Roy leaned back against the fence, the old wooden beams probably full of splinters waiting to dig under his skin. He ignored the thought, taking a deep breath and looking out at the evening sky. He had hooked his elbows back over the top-most beam, which shifted as Edward did.

Edward had hiked himself up onto the fence with the practiced ease of someone who had grown up out here, grinning, with his mismatched feet bare on the wood. Roy couldn't help but wince at the thought of trying to pull an impossibly thin sliver of wood out of Edward's incredibly ticklish foot later.

The rolling hills of Resembool spread out in front of them. They'd been sitting here for a while, and Edward was silent. That was unusual for him, given a prompt and Edward would chatter happily forever about the most esoteric aspects of a particular branch of alchemy while your eyes crossed in boredom. Roy glanced over at Edward, who was staring intently at the landscape like there would be a test on it later.

"Ed?" Roy asked quietly.

Edward blinked as if he was coming out of a trance, then glanced over at Roy quizzically. There was something mournful about his expression that unsettled Roy deeply. "Are you all right?"

The smile that Edward gave him was equally as disquieting.
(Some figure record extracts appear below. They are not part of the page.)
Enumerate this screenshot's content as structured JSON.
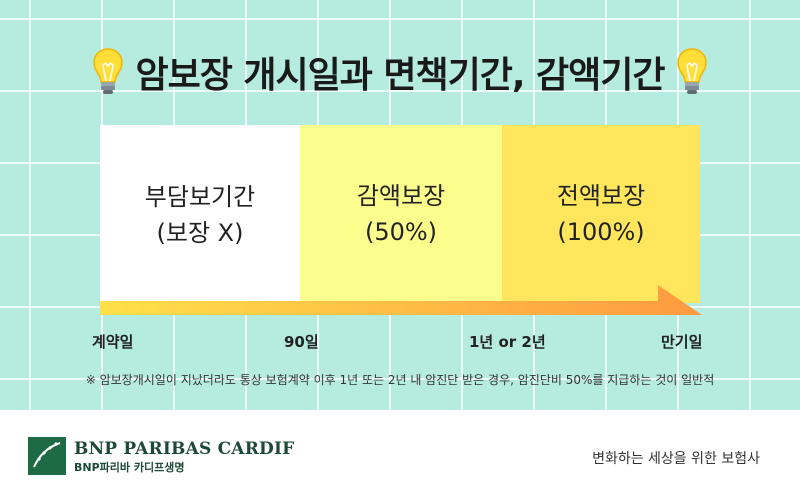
{
  "title": "암보장 개시일과 면책기간, 감액기간",
  "icons": {
    "decoration": "lightbulb-icon",
    "logo": "bnp-stars-logo"
  },
  "colors": {
    "background": "#b6ece0",
    "phase_no_coverage": "#ffffff",
    "phase_reduced": "#fbfd8c",
    "phase_full": "#ffe65c",
    "arrow_start": "#ffe04a",
    "arrow_end": "#ff9a40",
    "brand": "#1d4a35"
  },
  "phases": [
    {
      "title": "부담보기간",
      "sub": "(보장 X)"
    },
    {
      "title": "감액보장",
      "sub": "(50%)"
    },
    {
      "title": "전액보장",
      "sub": "(100%)"
    }
  ],
  "timeline_labels": [
    "계약일",
    "90일",
    "1년 or 2년",
    "만기일"
  ],
  "footnote": "※ 암보장개시일이 지났더라도 통상 보험계약 이후 1년 또는 2년 내 암진단 받은 경우, 암진단비 50%를 지급하는 것이 일반적",
  "footer": {
    "brand_name": "BNP PARIBAS CARDIF",
    "brand_sub": "BNP파리바 카디프생명",
    "slogan": "변화하는 세상을 위한 보험사"
  }
}
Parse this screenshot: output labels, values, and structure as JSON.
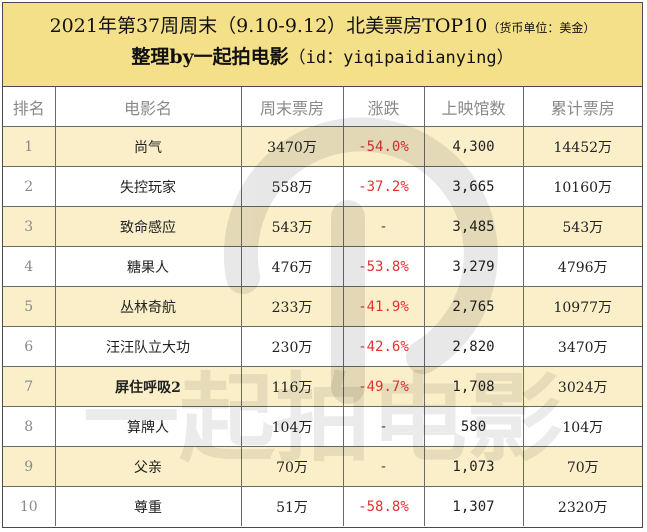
{
  "header": {
    "title": "2021年第37周周末（9.10-9.12）北美票房TOP10",
    "unit": "（货币单位：美金）",
    "sub_prefix": "整理by一起拍电影",
    "sub_id": "（id：yiqipaidianying）"
  },
  "columns": [
    "排名",
    "电影名",
    "周末票房",
    "涨跌",
    "上映馆数",
    "累计票房"
  ],
  "rows": [
    {
      "rank": "1",
      "title": "尚气",
      "weekend": "3470万",
      "change": "-54.0%",
      "screens": "4,300",
      "total": "14452万"
    },
    {
      "rank": "2",
      "title": "失控玩家",
      "weekend": "558万",
      "change": "-37.2%",
      "screens": "3,665",
      "total": "10160万"
    },
    {
      "rank": "3",
      "title": "致命感应",
      "weekend": "543万",
      "change": "-",
      "screens": "3,485",
      "total": "543万"
    },
    {
      "rank": "4",
      "title": "糖果人",
      "weekend": "476万",
      "change": "-53.8%",
      "screens": "3,279",
      "total": "4796万"
    },
    {
      "rank": "5",
      "title": "丛林奇航",
      "weekend": "233万",
      "change": "-41.9%",
      "screens": "2,765",
      "total": "10977万"
    },
    {
      "rank": "6",
      "title": "汪汪队立大功",
      "weekend": "230万",
      "change": "-42.6%",
      "screens": "2,820",
      "total": "3470万"
    },
    {
      "rank": "7",
      "title": "屏住呼吸2",
      "weekend": "116万",
      "change": "-49.7%",
      "screens": "1,708",
      "total": "3024万"
    },
    {
      "rank": "8",
      "title": "算牌人",
      "weekend": "104万",
      "change": "-",
      "screens": "580",
      "total": "104万"
    },
    {
      "rank": "9",
      "title": "父亲",
      "weekend": "70万",
      "change": "-",
      "screens": "1,073",
      "total": "70万"
    },
    {
      "rank": "10",
      "title": "尊重",
      "weekend": "51万",
      "change": "-58.8%",
      "screens": "1,307",
      "total": "2320万"
    }
  ],
  "watermark": {
    "text": "一起拍电影"
  },
  "colors": {
    "header_bg": "#f5e08a",
    "odd_row_bg": "#faeec4",
    "negative": "#e23333"
  }
}
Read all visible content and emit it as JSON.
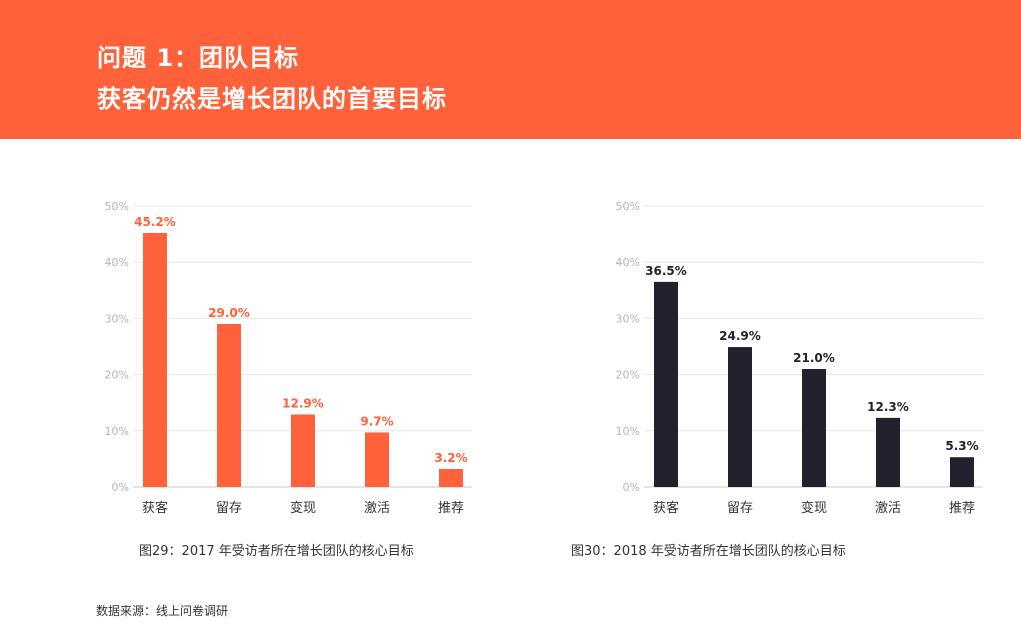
{
  "header": {
    "title_line1": "问题 1：团队目标",
    "title_line2": "获客仍然是增长团队的首要目标"
  },
  "chart_data": [
    {
      "type": "bar",
      "title": "图29：2017 年受访者所在增长团队的核心目标",
      "categories": [
        "获客",
        "留存",
        "变现",
        "激活",
        "推荐"
      ],
      "values": [
        45.2,
        29.0,
        12.9,
        9.7,
        3.2
      ],
      "value_labels": [
        "45.2%",
        "29.0%",
        "12.9%",
        "9.7%",
        "3.2%"
      ],
      "yticks": [
        "0%",
        "10%",
        "20%",
        "30%",
        "40%",
        "50%"
      ],
      "ylim": [
        0,
        50
      ],
      "grid": true,
      "bar_color": "#ff623a",
      "label_color": "#ff623a"
    },
    {
      "type": "bar",
      "title": "图30：2018 年受访者所在增长团队的核心目标",
      "categories": [
        "获客",
        "留存",
        "变现",
        "激活",
        "推荐"
      ],
      "values": [
        36.5,
        24.9,
        21.0,
        12.3,
        5.3
      ],
      "value_labels": [
        "36.5%",
        "24.9%",
        "21.0%",
        "12.3%",
        "5.3%"
      ],
      "yticks": [
        "0%",
        "10%",
        "20%",
        "30%",
        "40%",
        "50%"
      ],
      "ylim": [
        0,
        50
      ],
      "grid": true,
      "bar_color": "#22212d",
      "label_color": "#22212d"
    }
  ],
  "footer": {
    "source": "数据来源：线上问卷调研"
  }
}
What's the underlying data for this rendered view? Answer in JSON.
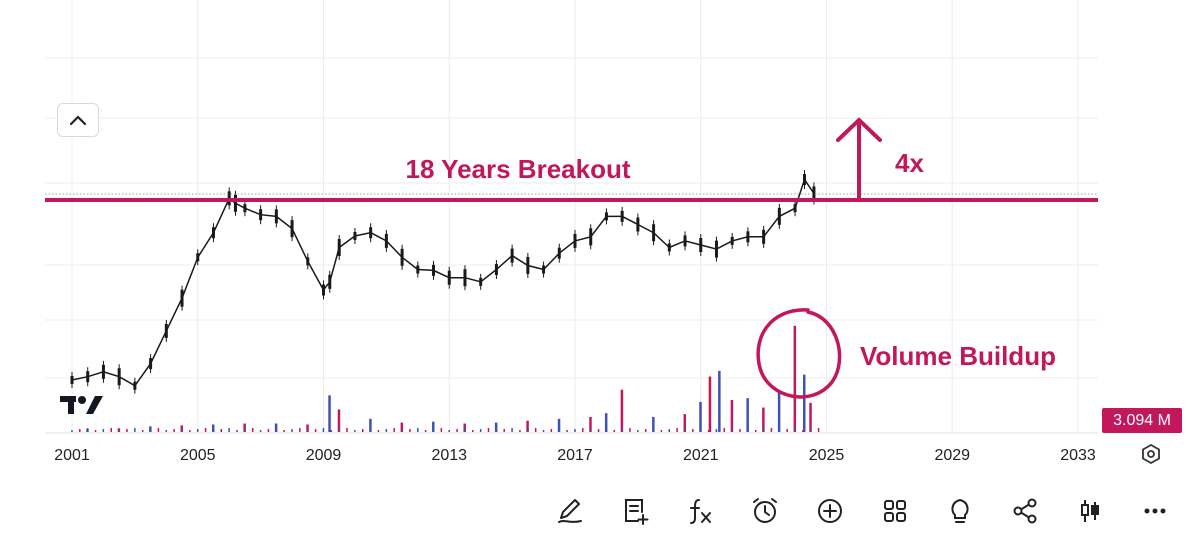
{
  "chart_data": {
    "type": "candlestick",
    "x_axis": {
      "tick_labels": [
        "2001",
        "2005",
        "2009",
        "2013",
        "2017",
        "2021",
        "2025",
        "2029",
        "2033"
      ],
      "range": [
        2001,
        2034
      ]
    },
    "price_series": {
      "x": [
        2001.0,
        2001.5,
        2002.0,
        2002.5,
        2003.0,
        2003.5,
        2004.0,
        2004.5,
        2005.0,
        2005.5,
        2006.0,
        2006.2,
        2006.5,
        2007.0,
        2007.5,
        2008.0,
        2008.5,
        2009.0,
        2009.2,
        2009.5,
        2010.0,
        2010.5,
        2011.0,
        2011.5,
        2012.0,
        2012.5,
        2013.0,
        2013.5,
        2014.0,
        2014.5,
        2015.0,
        2015.5,
        2016.0,
        2016.5,
        2017.0,
        2017.5,
        2018.0,
        2018.5,
        2019.0,
        2019.5,
        2020.0,
        2020.5,
        2021.0,
        2021.5,
        2022.0,
        2022.5,
        2023.0,
        2023.5,
        2024.0,
        2024.3,
        2024.6
      ],
      "price_units_note_free": true,
      "values": [
        100,
        104,
        110,
        104,
        93,
        120,
        160,
        200,
        250,
        280,
        322,
        316,
        310,
        302,
        300,
        285,
        245,
        210,
        220,
        262,
        276,
        280,
        270,
        250,
        235,
        234,
        225,
        225,
        220,
        235,
        252,
        240,
        235,
        255,
        270,
        275,
        300,
        300,
        290,
        280,
        262,
        270,
        265,
        260,
        270,
        275,
        275,
        300,
        310,
        345,
        328
      ]
    },
    "volume_series": {
      "x": [
        2001.5,
        2002.5,
        2003.5,
        2004.5,
        2005.5,
        2006.5,
        2007.5,
        2008.5,
        2009.2,
        2009.5,
        2010.5,
        2011.5,
        2012.5,
        2013.5,
        2014.5,
        2015.5,
        2016.5,
        2017.5,
        2018.0,
        2018.5,
        2019.5,
        2020.5,
        2021.0,
        2021.3,
        2021.6,
        2022.0,
        2022.5,
        2023.0,
        2023.5,
        2024.0,
        2024.3,
        2024.5
      ],
      "values": [
        0.3,
        0.4,
        0.6,
        0.7,
        0.8,
        0.9,
        0.9,
        0.8,
        3.9,
        2.4,
        1.4,
        1.0,
        1.1,
        0.9,
        1.0,
        1.2,
        1.4,
        1.6,
        2.0,
        4.5,
        1.6,
        1.9,
        3.2,
        5.9,
        6.5,
        3.4,
        3.6,
        2.6,
        4.2,
        11.3,
        6.1,
        3.1
      ],
      "last_value_label": "3.094 M"
    },
    "reference_line": {
      "price": 320
    },
    "annotations": {
      "breakout_label": "18 Years Breakout",
      "multiplier_label": "4x",
      "volume_label": "Volume Buildup"
    },
    "colors": {
      "accent": "#c2185b",
      "up_volume": "#3f51b5",
      "down_volume": "#c2185b",
      "candle": "#1a1a1a",
      "grid": "#ececec"
    }
  },
  "ui": {
    "collapse_icon": "chevron-up-icon",
    "logo_icon": "tradingview-logo",
    "settings_icon": "settings-hexagon-icon",
    "toolbar_icons": [
      "drawing-pen-icon",
      "note-add-icon",
      "function-fx-icon",
      "alarm-clock-icon",
      "add-circle-icon",
      "grid-apps-icon",
      "lightbulb-icon",
      "share-icon",
      "candlestick-icon",
      "more-icon"
    ]
  }
}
Edward wasn't supposed to look like that, all brash and recklessly brave - but he knew now that was the front that Edward put up in front of people - in front of everyone else. Before Alphonse, and now before him, Edward would allow himself those moments of contemplative weakness.

"Yeah," Edward lied. "Yeah, I'm fine."

It was a lie, and not a very good one. Even if it had been a good one, Roy would have known anyway. There was something about their bond now that even the best lies resonated in his bones, he knew without question when Edward was bullshitting him and when he was being honest. There were, quite definitely, perks to this whole angel business.

Edward was staring back out at the landscape again silently. He knew as well as Roy did that he couldn't lie to Roy, but if he wanted to pretend everything was fine, Roy could play that game too. They played a lot of games like this as they felt each other out, got used to the strangeness that dominated their lives. Edward wasn't content with this life, and Roy knew himself to be the same way, but there was no idea of what they could do to change that.

"I'm remembering," Edward said suddenly. "I have to remember exactly how it looks, because." He didn't have to finish that sentence, it trailed off into silence. Roy knew what it meant. Because soon they would leave Resembool, probably forever. Alphonse and Winry were getting older, while Edward was stuck forever at the age of seventeen. Soon it would be apparent that Edward was not aging, and it would get people's attention. Alchemists would presume that Edward had found the secret to immortality, the fabled Philosopher's Stone; and while Edward was one of few alchemists to have seen the Great Work it was no trick of alchemy that kept him eternally his age.

And if alchemists came after Edward, they would find Roy. Roy, whose features were plain enough that no one gave him a second glance, but the military would recognize him in a heartbeat as the missing Flame Alchemist; the man who tried to bring down the military not a few years back. There were still wanted posters in the train station of Roy; the picture taken at the military ceremony following the death of the Fuhrer King Bradley, hair short and choppy and eye patch covering half his face.

Roy covered Edward's hand with his own on the wooden fence. Family meant everything to Edward, and having to endure a separation just because of the paths their lives took was going to break his heart. He had Roy here to support him - Roy who had no family but the military, whose friends had thought him evil, and a murderer and Roy was willing to let them continue to think that - but Alphonse, restored to flesh now had his own work as a research alchemist and an interest in their childhood friend Winry. Alphonse was a bright, clever young man who, while he loved his brother dearly, did not need Edward in the same way Edward needed him.

Soon, it would be time to depart. There were many things to see in this world, and many things to see in the world beyond; the aetheric realm where the angels dwelled. The quest for knowledge always excited Edward, and the temptation of learning things beyond what lay in the realm of the mortal had him nearly giddy.

It was not yet that time, though. And Roy would stand beside Edward now, protecting him not as superior and subordinate but as family would. Edward's hand turned under Roy's until they were holding hands; and they watched together silently as the sun set over the green rolling fields of Resembool.